Definite Descriptions
I’ll be Murphy. You be whoever. Or is it whomever? Murphy was asleep when he had the dream. He thought it was the best place to find it. In it he was not himself, whoever that might be. He was an older man, a smarter man, not the man who took all the small contracting jobs that people never took anymore because you couldn’t make a living doing it. He made a living, albeit a meager one, but he lived, job to job, house to house, argument to argument, as most people liked the idea of someone doing the jobs they could maybe do themselves, the jobs the larger contractors simply wouldn’t do. And more often than not, the clients did not pay. At least, not happily, never promptly. A client would ask for a cedar closet and then balk at the price of the cedar paneling, choose beautiful cabinet fixtures and act surprised to find out that beauty came with a price tag. Murphy kept immaculate records and would show the clients the cost of the materials, show them that he was making no profit on the materials and even show them where they had signed off on the purchase of the materials before the materials were in fact purchased. He’d managed somehow to remain content if not happy, calm if not relaxed. His hands remained reasonably soft and he felt a small twinge of pride about that. His wife had left him a few years earlier and he’d long ago stopped dreaming about her. She walked 15 out saying something about his lack of ambition, but he didn’t feel like pursuing any understanding of her complaint; this made him laugh. He didn’t agree with her but felt no compulsion to argue. Every hour he didn’t work, he read, and at night he read himself to sleep and eagerly searched out dreams where he was someone else. In this dream he was a writer, maybe, and like all of his dreams, it was narrated.

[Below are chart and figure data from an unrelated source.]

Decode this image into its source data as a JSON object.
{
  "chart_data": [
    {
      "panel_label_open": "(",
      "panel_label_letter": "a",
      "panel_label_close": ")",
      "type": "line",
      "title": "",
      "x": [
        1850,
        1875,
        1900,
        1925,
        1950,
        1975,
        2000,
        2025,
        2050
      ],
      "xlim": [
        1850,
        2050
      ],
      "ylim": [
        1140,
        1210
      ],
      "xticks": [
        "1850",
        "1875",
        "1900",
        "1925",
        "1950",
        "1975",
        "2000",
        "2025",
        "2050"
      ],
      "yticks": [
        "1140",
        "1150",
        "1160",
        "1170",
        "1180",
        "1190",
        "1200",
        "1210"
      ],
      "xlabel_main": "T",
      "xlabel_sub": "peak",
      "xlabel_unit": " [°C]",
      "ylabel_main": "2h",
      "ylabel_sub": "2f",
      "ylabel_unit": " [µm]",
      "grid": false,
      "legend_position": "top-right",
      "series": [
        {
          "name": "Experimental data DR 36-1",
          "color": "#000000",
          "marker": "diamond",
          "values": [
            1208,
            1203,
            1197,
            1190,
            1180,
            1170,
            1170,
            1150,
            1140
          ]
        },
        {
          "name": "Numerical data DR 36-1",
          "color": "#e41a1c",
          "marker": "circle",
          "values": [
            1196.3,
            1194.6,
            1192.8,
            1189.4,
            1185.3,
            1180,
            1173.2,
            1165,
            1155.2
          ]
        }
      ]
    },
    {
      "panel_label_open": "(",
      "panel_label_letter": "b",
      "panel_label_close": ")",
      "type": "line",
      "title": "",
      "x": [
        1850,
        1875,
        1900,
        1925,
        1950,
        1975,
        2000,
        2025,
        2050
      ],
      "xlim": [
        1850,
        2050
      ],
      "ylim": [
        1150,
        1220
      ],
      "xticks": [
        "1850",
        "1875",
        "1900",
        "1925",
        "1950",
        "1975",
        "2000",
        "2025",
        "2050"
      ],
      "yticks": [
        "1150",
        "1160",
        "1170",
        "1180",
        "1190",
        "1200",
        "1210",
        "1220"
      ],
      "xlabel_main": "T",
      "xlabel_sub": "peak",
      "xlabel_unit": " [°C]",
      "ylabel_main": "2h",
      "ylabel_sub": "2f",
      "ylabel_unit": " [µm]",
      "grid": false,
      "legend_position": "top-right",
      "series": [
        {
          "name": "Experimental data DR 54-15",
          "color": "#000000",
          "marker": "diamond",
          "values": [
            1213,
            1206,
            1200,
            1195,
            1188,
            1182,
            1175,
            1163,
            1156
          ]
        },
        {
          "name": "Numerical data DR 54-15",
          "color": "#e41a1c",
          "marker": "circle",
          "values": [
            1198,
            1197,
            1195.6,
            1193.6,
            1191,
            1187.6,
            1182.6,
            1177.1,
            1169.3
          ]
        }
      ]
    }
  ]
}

What did he dream? You want to know. You’d like to know. He dreamed that Nat Turner was getting to tell William Styron’s story. The Confessions of Bill Styron by Nat Turner. You could write that, then follow it with The Truth about Natty by Chingachgook.
I am the darkness visible. Would that my despair might be not only my preoccupation but my occupation, that my plight might be my profit, that my station, my suffering, might be my sustenance. I am the darkness visible. Maybe the darkie visible. Certainly, I am the darkest invisible. If I could have lived for another buck-fifty years, oh what compensation might I have realized for my decades in shackles, my years of ribbon-backed bondage. The question remains whether I would be made whole by some comfort. Probably not.